Vicky zögerte. Inzwischen war Shona zwar viel netter zu ihr als noch im letzten Jahr, aber Freundinnen, so wie Ann und sie, waren sie bisher nicht. Dazu verhielt Shona sich ihr gegenüber immer noch viel zu reserviert. Ob sie überhaupt Freundinnen hatte?, fragte sich Vicky. Wenn überhaupt, dann sah sie Grahams Schwester mal zusammen mit Liam, die meiste Zeit aber arbeitete sie in ihrem Café, ging mit ihrer Labradorhündin Bonnie spazieren oder war einfach zu Hause. Vicky zögerte noch einen Moment, dann gab sie sich einen Ruck und ging zu ihr hinüber.

«Hey!», sagte sie. «Was hat der arme Lieferwagen dir denn getan? Ich habe gesehen, wie du ihm zugesetzt hast.»

Shona ließ die Hände sinken und schaute auf. Tränen standen in ihren Augen, und sie wirkte müde und unendlich niedergeschlagen.

«Ach herrje!» Vicky tätschelte unbeholfen ihren Arm. So hatte sie die selbstbewusste, beherrschte Shona ja noch nie gesehen! «Was ist denn los?»

Shona zögerte, und kurz dachte Vicky, dass sie ihr nicht antworten würde, aber dann sprudelte es aus ihr hervor: «Ich wollte das Bayview Cottage kaufen und nur noch übers Wochenende darüber schlafen. Aber anscheinend gibt es Leute, die über so eine Anschaffung nicht nachdenken müssen. Morgen früh um zehn wollen sie schon kommen, um den Vertrag zu unterschreiben.» Ihre Unterlippe zitterte, und sie presste die Lippen fest aufeinander.

«Das Bayview Cottage?» Vicky hatte den Namen schon einmal gehört, konnte ihn aber nicht ganz zuordnen.

«Das Cottage der Spinner-Schwestern. Es liegt ein Stück außerhalb in den Hügeln.»

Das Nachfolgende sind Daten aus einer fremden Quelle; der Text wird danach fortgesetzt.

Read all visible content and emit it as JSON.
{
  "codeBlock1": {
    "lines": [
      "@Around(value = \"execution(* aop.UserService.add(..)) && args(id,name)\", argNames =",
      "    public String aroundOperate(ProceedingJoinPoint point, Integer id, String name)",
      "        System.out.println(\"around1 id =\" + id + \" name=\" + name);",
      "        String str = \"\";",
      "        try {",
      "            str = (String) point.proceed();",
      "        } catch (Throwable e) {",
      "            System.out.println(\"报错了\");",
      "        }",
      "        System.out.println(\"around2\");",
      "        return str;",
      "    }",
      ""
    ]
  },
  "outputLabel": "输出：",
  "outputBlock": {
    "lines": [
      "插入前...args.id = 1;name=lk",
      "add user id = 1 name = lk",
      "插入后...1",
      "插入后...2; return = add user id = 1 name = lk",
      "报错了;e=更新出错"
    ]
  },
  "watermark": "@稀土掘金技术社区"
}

Ach ja! Jetzt erinnerte Vicky sich. Im letzten Jahr war sie von Shona einmal heftig angeraunzt worden, als sie gesagt hatte, dass es für alle besser sei, wenn die Spinner-Schwestern ihren Führerschein abgeben und in ein Pflegeheim ziehen würden. Bei ihren wöchentlichen Fahrten ins Dorf hätten sie Vicky einmal fast über den Haufen gefahren.

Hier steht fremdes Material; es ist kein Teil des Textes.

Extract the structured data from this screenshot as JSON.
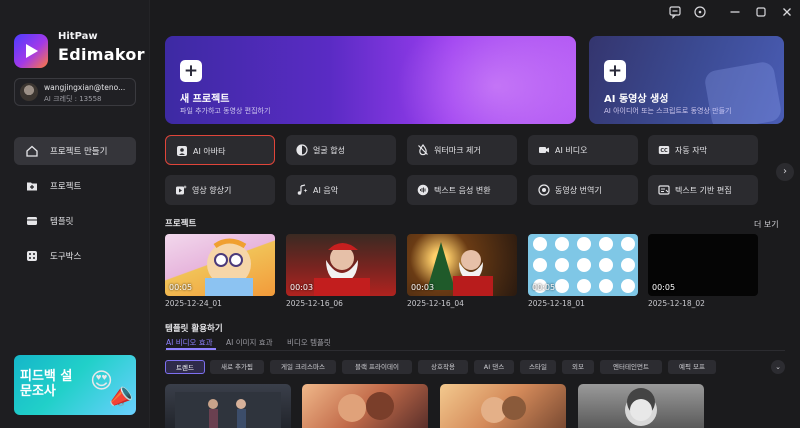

«So ein Yuppie-Ehepaar aus Glasgow wird es kaufen», schniefte Shona. «Die beiden wollen alles plattmachen: das Cottage abreißen lassen und einen Bungalow hinstellen, und dort, wo jetzt noch die Gartenhütte steht, soll ein Pool hin. Dabei wollen sie da oben noch nicht mal dauerhaft wohnen, sondern nur hin und wieder am Wochenende.»

Oje! Vicky erinnerte sich jetzt an einen Spaziergang durch die Hügel. Als Graham und sie an dem Cottage vorbeigekommen waren, hatte Graham ihr erzählt, dass Shona sich als Kind und auch als Jugendliche häufig dort aufgehalten hatte. Sie war mit dem Enkel einer der beiden Schwestern zusammen gewesen. Das erklärte natürlich, dass sie so an dem Cottage hing.

«Ich wollte gerade zum Lunch gehen. Magst du mich vielleicht begleiten?», fragte Vicky vorsichtig und rechnete damit, eine Abfuhr zu kassieren.

Doch zu Vickys Überraschung willigte Shona ein. «Ich muss nur noch schnell die neuen Blumengestecke für das Café abholen. Sylvie hat mich angerufen, als ich gerade in den Laden gehen wollte.»

«Ich helfe dir. Und danach fahren wir ins Craft , und du erzählst mir alles ganz von vorne, ja?»